Sure, your character is beautiful, intelligent, funny, and about to save the universe again with nothing but a half-baked lasagna, a bottle of sparkling cider, and a spork but that does not give you permission to write about her hair for more than a sentence.

Read it again: A sentence. Fifteen words or less, people! See how much intro you are giving characters and cut it down.

Stalking photo courtesy of and copyright to ByakuyaKuchiki125

Step 6: Save Early and Save Often
For each novel I edit I have a slush pile. It's a word document where I dump the chunks of story I can't use right now. I might pull sections back during editing because it turns out I did need that conversation. Or I might break the pieces down for parts and reuse the scene in another novel.

The point is that you should save your work. Even as you are chopping thousands of words away in the name of editing and progress, save that writing for later. Even if you are the only one who will read those words again, you can learn something from what you chop.

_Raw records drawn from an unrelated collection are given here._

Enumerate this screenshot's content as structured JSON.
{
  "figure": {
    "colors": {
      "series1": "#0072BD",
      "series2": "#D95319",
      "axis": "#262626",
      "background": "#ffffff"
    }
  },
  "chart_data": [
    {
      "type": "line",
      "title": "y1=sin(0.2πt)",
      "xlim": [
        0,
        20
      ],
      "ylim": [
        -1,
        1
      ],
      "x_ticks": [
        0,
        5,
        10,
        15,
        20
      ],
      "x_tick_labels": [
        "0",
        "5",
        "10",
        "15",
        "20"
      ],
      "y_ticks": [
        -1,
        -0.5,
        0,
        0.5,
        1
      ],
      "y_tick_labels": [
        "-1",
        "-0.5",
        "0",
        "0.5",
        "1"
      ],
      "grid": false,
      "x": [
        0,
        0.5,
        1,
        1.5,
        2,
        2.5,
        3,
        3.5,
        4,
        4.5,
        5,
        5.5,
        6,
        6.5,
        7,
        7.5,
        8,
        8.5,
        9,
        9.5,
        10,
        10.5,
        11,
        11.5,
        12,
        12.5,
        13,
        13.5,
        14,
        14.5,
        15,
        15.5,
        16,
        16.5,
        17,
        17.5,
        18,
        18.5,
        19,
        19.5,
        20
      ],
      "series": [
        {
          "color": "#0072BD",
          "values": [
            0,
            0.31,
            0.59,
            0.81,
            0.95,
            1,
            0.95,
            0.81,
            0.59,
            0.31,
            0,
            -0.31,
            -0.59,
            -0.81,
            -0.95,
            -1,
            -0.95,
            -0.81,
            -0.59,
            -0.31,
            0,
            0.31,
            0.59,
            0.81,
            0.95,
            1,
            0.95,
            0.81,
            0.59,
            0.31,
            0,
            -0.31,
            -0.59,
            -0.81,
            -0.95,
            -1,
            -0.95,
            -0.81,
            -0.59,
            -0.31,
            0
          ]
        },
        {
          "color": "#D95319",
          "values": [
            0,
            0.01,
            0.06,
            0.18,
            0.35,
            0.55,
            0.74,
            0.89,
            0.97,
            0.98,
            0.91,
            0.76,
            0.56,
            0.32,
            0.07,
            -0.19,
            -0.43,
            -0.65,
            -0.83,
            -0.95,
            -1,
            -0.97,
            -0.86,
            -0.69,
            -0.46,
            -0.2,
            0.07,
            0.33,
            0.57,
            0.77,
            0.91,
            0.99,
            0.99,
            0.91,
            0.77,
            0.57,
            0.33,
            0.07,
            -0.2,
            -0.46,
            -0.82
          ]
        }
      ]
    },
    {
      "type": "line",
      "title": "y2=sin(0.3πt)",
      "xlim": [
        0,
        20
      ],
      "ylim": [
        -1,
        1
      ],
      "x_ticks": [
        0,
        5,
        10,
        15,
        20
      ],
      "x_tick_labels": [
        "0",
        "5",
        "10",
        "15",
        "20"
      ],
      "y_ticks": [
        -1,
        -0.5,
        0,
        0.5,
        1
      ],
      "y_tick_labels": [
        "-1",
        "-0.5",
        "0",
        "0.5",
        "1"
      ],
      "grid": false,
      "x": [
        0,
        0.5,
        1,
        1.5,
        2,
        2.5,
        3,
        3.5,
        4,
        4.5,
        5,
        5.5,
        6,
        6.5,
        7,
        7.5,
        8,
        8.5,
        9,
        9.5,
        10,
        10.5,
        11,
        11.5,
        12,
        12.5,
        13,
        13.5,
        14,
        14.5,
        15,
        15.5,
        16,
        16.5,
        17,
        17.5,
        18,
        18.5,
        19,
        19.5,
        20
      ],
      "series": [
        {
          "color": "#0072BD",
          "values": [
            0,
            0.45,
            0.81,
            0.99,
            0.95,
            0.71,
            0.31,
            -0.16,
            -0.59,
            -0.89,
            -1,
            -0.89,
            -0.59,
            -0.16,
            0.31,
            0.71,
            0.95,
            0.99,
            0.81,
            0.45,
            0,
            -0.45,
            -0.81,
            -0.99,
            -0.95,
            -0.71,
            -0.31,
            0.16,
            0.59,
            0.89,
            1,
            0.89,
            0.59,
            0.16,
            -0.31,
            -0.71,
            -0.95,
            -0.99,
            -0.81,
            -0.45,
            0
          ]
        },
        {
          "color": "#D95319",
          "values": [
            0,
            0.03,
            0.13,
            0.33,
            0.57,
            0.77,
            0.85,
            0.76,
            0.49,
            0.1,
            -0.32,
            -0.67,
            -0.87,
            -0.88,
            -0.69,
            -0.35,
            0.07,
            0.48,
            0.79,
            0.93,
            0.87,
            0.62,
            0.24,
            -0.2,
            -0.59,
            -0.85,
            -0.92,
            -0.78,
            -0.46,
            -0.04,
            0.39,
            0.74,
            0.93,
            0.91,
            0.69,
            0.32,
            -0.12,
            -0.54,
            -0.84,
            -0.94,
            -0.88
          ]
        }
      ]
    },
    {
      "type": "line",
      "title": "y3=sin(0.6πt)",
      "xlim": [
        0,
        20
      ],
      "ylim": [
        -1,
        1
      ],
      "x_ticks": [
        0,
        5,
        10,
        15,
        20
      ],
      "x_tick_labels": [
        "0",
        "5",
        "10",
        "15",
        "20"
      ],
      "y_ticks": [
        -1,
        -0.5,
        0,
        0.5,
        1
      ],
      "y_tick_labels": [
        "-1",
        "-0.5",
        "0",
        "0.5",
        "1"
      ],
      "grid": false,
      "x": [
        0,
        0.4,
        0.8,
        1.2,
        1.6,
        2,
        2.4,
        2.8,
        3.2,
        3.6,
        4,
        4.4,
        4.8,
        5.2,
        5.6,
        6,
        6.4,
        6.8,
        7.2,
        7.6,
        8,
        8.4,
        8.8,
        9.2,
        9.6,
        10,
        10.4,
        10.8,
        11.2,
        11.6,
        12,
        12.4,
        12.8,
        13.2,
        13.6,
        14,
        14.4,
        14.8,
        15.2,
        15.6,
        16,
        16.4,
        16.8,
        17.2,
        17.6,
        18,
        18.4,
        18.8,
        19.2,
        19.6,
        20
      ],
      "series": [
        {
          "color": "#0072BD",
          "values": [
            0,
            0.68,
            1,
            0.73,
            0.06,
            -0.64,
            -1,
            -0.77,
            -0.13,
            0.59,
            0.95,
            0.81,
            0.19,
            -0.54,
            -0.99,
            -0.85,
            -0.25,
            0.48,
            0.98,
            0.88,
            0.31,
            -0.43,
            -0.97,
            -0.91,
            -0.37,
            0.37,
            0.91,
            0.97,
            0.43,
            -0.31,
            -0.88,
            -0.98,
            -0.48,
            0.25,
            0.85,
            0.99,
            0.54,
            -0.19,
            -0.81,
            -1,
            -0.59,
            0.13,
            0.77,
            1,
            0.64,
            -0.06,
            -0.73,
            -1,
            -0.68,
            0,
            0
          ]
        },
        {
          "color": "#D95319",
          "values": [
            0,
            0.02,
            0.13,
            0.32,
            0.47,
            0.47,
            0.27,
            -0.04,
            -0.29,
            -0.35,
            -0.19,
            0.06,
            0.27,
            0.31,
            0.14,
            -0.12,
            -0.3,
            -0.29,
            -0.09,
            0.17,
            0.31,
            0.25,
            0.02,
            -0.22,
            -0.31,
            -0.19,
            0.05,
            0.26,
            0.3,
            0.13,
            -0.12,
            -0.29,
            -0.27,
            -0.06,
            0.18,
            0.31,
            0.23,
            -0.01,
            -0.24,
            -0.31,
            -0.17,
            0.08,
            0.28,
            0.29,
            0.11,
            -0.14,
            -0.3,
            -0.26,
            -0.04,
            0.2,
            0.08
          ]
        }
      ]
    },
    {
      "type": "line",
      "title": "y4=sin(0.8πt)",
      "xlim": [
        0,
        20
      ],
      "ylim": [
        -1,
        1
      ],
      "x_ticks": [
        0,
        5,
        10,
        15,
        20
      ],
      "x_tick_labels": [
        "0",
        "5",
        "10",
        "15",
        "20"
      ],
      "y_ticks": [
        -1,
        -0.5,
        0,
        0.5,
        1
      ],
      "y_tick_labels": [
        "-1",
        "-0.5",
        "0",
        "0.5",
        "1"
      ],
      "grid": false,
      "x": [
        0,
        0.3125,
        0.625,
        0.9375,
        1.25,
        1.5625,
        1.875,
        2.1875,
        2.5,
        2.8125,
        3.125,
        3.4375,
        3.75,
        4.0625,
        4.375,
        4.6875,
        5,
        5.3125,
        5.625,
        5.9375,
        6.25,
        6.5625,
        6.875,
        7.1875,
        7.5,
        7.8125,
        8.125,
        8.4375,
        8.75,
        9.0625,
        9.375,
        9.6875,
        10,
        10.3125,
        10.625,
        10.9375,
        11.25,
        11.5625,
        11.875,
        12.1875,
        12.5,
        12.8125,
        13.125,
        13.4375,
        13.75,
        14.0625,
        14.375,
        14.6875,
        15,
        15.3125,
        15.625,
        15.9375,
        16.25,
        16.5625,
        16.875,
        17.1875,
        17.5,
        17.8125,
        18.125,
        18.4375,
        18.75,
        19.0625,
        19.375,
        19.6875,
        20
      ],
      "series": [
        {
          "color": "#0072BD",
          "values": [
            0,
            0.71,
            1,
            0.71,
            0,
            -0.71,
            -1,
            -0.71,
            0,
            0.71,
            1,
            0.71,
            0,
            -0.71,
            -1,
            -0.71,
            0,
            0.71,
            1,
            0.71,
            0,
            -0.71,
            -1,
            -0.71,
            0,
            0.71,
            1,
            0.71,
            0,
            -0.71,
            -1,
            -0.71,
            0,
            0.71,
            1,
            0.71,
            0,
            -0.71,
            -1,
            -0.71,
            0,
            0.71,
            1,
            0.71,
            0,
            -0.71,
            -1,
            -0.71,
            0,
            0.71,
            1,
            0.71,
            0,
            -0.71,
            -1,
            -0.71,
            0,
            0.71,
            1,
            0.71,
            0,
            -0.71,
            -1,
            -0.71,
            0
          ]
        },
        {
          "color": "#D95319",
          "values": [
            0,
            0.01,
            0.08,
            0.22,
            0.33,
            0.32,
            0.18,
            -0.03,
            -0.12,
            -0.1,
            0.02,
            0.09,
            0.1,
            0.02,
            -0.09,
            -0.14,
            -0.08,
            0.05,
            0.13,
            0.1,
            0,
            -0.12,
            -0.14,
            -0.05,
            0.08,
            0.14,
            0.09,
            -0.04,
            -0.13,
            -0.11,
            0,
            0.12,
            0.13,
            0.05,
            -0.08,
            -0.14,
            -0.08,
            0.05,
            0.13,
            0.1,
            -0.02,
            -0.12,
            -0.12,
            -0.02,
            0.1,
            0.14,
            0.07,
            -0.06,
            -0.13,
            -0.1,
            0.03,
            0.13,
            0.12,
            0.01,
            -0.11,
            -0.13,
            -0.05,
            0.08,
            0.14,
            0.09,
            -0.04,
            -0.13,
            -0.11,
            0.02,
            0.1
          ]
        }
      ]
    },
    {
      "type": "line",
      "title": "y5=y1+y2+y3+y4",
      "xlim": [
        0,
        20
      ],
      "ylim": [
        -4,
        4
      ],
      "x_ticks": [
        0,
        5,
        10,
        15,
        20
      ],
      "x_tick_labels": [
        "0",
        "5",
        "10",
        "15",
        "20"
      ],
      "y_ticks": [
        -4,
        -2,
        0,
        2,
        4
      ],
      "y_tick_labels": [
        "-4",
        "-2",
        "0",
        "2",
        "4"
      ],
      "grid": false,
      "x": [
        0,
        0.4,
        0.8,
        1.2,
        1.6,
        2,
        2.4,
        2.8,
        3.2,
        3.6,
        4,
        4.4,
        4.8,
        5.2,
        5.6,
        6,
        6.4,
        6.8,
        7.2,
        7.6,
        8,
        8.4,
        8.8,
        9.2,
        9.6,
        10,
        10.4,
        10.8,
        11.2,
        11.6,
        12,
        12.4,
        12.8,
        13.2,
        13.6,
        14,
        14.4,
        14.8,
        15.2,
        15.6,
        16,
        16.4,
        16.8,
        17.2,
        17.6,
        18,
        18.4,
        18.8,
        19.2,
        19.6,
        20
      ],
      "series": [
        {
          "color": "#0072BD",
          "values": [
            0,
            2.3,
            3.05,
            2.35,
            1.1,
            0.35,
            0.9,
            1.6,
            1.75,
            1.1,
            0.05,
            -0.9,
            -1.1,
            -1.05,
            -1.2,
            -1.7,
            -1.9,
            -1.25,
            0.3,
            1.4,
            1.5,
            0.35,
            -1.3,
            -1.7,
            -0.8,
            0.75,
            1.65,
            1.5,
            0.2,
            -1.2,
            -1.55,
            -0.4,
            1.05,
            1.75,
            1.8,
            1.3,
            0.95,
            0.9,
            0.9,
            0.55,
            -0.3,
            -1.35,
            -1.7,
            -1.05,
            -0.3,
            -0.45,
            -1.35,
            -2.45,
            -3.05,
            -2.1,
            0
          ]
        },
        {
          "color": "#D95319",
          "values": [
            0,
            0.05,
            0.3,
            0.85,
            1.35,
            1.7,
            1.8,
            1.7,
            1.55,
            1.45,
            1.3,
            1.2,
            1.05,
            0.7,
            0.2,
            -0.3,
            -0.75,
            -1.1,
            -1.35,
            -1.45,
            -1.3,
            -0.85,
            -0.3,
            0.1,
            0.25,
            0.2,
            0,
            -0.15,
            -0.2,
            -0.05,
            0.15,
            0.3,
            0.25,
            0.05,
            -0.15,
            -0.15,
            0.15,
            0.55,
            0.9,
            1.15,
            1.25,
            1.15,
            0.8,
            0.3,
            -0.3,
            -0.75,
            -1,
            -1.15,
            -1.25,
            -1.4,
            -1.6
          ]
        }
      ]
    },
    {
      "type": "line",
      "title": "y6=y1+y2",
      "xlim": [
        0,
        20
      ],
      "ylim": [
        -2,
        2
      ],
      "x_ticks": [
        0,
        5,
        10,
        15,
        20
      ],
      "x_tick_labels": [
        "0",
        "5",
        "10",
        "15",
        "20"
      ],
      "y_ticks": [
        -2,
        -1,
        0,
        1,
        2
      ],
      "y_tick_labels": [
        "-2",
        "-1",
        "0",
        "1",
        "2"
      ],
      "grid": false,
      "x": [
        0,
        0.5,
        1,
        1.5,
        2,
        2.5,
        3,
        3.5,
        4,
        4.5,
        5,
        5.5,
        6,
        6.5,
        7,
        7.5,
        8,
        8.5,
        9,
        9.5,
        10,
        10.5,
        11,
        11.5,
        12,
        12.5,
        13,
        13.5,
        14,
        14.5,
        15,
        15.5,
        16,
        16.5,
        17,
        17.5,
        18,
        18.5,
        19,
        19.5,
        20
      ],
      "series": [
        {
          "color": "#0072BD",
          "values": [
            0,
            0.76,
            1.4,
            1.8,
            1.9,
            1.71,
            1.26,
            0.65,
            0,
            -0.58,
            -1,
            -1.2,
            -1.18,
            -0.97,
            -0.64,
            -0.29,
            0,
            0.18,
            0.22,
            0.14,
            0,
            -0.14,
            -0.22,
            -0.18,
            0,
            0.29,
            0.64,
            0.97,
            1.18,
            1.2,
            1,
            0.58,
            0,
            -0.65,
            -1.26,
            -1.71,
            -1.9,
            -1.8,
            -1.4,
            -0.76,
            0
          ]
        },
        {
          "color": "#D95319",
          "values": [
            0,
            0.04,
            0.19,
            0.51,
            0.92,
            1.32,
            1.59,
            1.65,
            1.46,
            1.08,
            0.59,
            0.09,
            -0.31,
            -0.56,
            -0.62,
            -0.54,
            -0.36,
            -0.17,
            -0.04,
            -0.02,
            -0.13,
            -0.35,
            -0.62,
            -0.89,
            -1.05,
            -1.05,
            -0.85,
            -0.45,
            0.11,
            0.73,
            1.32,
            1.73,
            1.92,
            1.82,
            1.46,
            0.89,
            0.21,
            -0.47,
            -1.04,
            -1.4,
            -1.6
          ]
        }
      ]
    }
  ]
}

Step 7: Iron Out the Wrinkles
The irony of all the hard editing is that you will probably need to add words to the edited manuscript to smooth out wrinkles and tears in the fabric of the plot. Don't worry.

When you diet you don't stop eating, you eat within reason. The same holds true for editing and writing. Losing word count doesn't mean an end of writing, it means you end the binge writing and keep things under control.

Remember.... if all else fails, split the manuscript in half and call it a series!

Do you have tips for culling word count?


  1. I think this is all great advice whether you need to "lose words" or not, really...it all equals nice, tight writing. :-)

    As for me, I tend to write on the "skinny side" - I'm normally more concerned with bulking up my drafts rather than cutting them down...

  2. Excellent information. Thanks for sharing!

  3. Jamie - I'll do a post about building word count later if you want. I write on the thin side for my first draft, put too much in the second draft, and have to slim back down for the third.

    Written- Thanks for reading!

  4. Great post! Definitely good to clarify word counts for different genres.

    Cutting words = beta reader helps a lot.

  5. Liana, if you could post on building word count that would help me immensely also. I am always worried my novel will come up to short.

  6. Yuna- I love my beta readers!

    Ryan - I'll put the Building Word Count post on my To-Do list. I'll try to have it up by the end of the month :o)

  7. This is a great post! I'm definitely bookmarking it, thanks for writing!

  8. This comment has been removed by a blog administrator.